Two weeks later, Kinley has received photos and patches from female police officers in five different countries. She and her mom have also been interviewed by several different media outlets.
Kinley seems to take it all in stride. During the event, she spent much of her time exploring inside a SWAT vehicle.
“I want to be an officer when I grow up,” she said. “I like all of this.”
Kinley also enjoys receiving the patches and photos from different female officers.
“I am not sure if she understands the scope of this, but she knows what is going on and she loves it,” Chelsy said. “Her favorite part has been getting the patches from different police departments in the mail.”
She added that it is nice to see the police receive good publicity.
“I am glad we have been able to help and spread that message of positivity,” she said. “It’s been great to be a part of this.”
Michael Peltier, Chelsy’s friend, brought her 4-year-old, Mason, along to accompany Kinley. The two children are best friends.
“He thought it was really cool to see Kinley on the news,” she said. “She is such a fun kid, we weren’t surprised something like this happened for her. This is a really neat event.”
On Wednesday, VPD Officer Mary Jane Long stood near her patrol car, while kids of all ages explored inside the vehicle.

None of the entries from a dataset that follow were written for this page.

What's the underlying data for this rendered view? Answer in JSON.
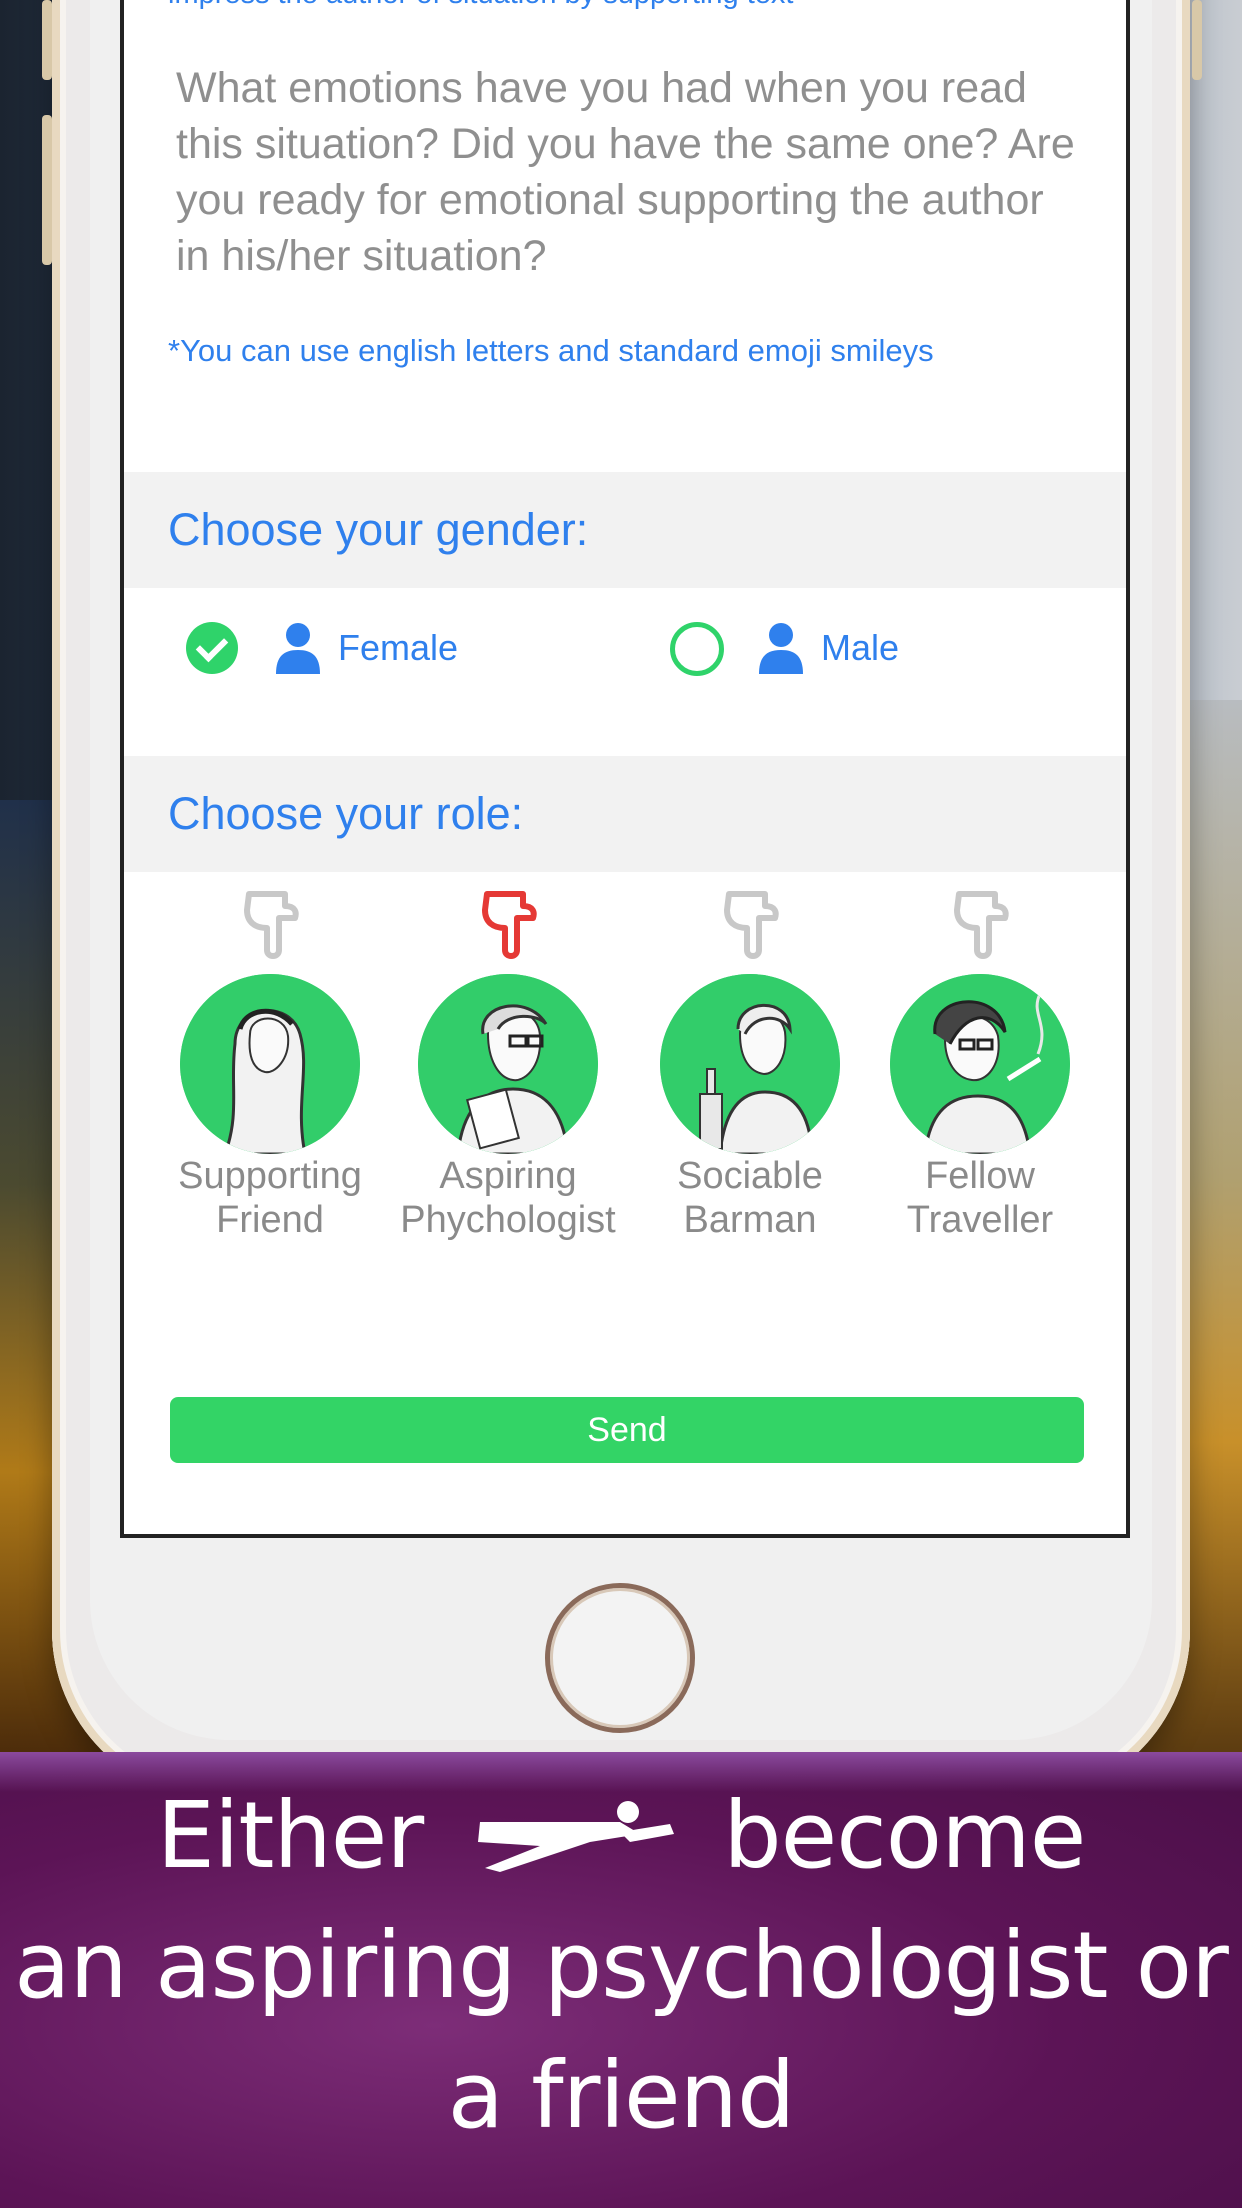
{
  "screen": {
    "top_hint": "impress the author of situation by supporting text",
    "placeholder": "What emotions have you had when you read this situation? Did you have the same one? Are you ready for emotional supporting the author in his/her situation?",
    "note": "*You can use english letters and standard emoji smileys",
    "gender_section": {
      "title": "Choose your gender:",
      "options": [
        {
          "label": "Female",
          "selected": true
        },
        {
          "label": "Male",
          "selected": false
        }
      ]
    },
    "role_section": {
      "title": "Choose your role:",
      "roles": [
        {
          "line1": "Supporting",
          "line2": "Friend",
          "selected": false
        },
        {
          "line1": "Aspiring",
          "line2": "Phychologist",
          "selected": true
        },
        {
          "line1": "Sociable",
          "line2": "Barman",
          "selected": false
        },
        {
          "line1": "Fellow",
          "line2": "Traveller",
          "selected": false
        }
      ]
    },
    "send_label": "Send"
  },
  "banner": {
    "line1_left": "Either",
    "line1_right": "become",
    "line2": "an aspiring psychologist or",
    "line3": "a friend",
    "icon": "paper-plane-icon"
  },
  "colors": {
    "accent_blue": "#2f80ed",
    "green": "#33d466",
    "selected_red": "#e53935",
    "banner_purple": "#5c1456"
  }
}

“It’s nice for them to be able to interact with female officers, and it’s also fun for me,” she said. “I love seeing all the kids with siblings and their excitement around law enforcement. It is also great for them to see all the tools we use as police officers. It’s nice to have the opportunity for positive interactions.”
Don Swanson, of Washougal, attended with his son, Torbjorn, 4, and family friend Kristy Romito and her 5-year-old son, Robert.
“I think this is wonderful,” he said. “The kids get exposed to police at an early age and learn there is nothing to be fearful of.”
Added Romito, “I think this is awesome, especially for young girls to see. They have so many opportunities open to them now.”
VDP Patrol Officer Danielle Wass noted that it is important for girls to understand that law enforcement is a viable career for women.
“We are here,” she said. “We are working hard and it’s a team effort.”